Diminished value is the measurable drop in a vehicle's resale or trade-in price that persists after a major repair, even when the repair is done correctly and completely. A buyer who runs a vehicle history report will see the accident, and that history reduces what they are willing to pay. The gap between what the vehicle would have sold for without that accident history and what it actually fetches after repair is the diminished value.
There are three recognized types. Inherent diminished value is the market discount buyers apply to any repaired vehicle with documented accident history, regardless of repair quality. Repair-related diminished value results from imperfect work -- mismatched paint, uneven panel gaps, replaced panels that flex slightly differently.
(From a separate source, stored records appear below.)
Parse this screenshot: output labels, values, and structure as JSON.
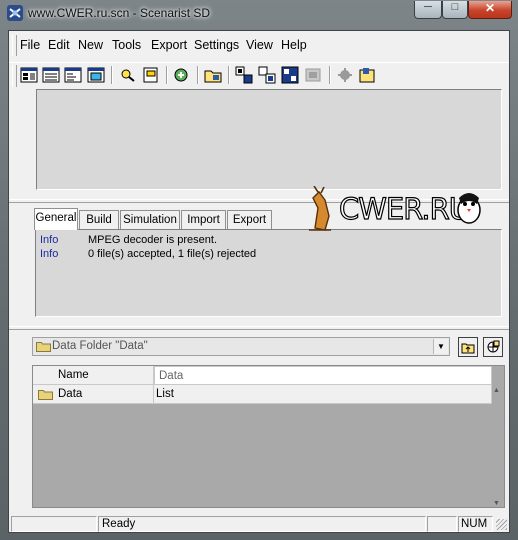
{
  "window": {
    "title": "www.CWER.ru.scn - Scenarist SD"
  },
  "controls": {
    "minimize": "─",
    "maximize": "□",
    "close": "✕"
  },
  "menu": {
    "items": [
      "File",
      "Edit",
      "New",
      "Tools",
      "Export",
      "Settings",
      "View",
      "Help"
    ]
  },
  "toolbar": {
    "icons": [
      "layout-view-icon",
      "table-view-icon",
      "list-view-icon",
      "monitor-icon",
      "find-icon",
      "properties-icon",
      "compile-icon",
      "open-folder-icon",
      "add-track-icon",
      "add-item-icon",
      "link-icon",
      "disabled-icon",
      "settings-disabled-icon",
      "import-icon"
    ]
  },
  "output": {
    "tabs": [
      "General",
      "Build",
      "Simulation",
      "Import",
      "Export"
    ],
    "active_tab": "General",
    "messages": [
      {
        "type": "Info",
        "text": "MPEG decoder is present."
      },
      {
        "type": "Info",
        "text": "0 file(s) accepted, 1 file(s) rejected"
      }
    ]
  },
  "watermark": {
    "text": "CWER.RU"
  },
  "data_panel": {
    "folder_combo": "Data Folder \"Data\"",
    "grid": {
      "header": {
        "name": "Name",
        "value": "Data"
      },
      "rows": [
        {
          "name": "Data",
          "value": "List"
        }
      ]
    }
  },
  "status": {
    "text": "Ready",
    "num": "NUM"
  },
  "colors": {
    "info_text": "#1c2aa0",
    "panel_bg": "#d8d8d8",
    "grid_bg": "#a9a9a9"
  }
}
Immediate diminished value is the gap right after the accident before any repairs are made. Most claims involve inherent diminished value, since even a flawless repair cannot remove the accident from the vehicle's history.
In Georgia and many other states, you can file a diminished value claim against the at-fault driver's liability carrier after an accident you did not cause. The claim is separate from your collision or vehicle repair claim. To support it effectively, obtain a professional diminished value appraisal from a licensed appraiser who documents before-and-after market values using comparable vehicle data. Carriers typically respond with a low initial offer; a formal written appraisal with documented methodology gives you a far stronger negotiating position. Georgia courts have consistently upheld diminished value claims when properly supported.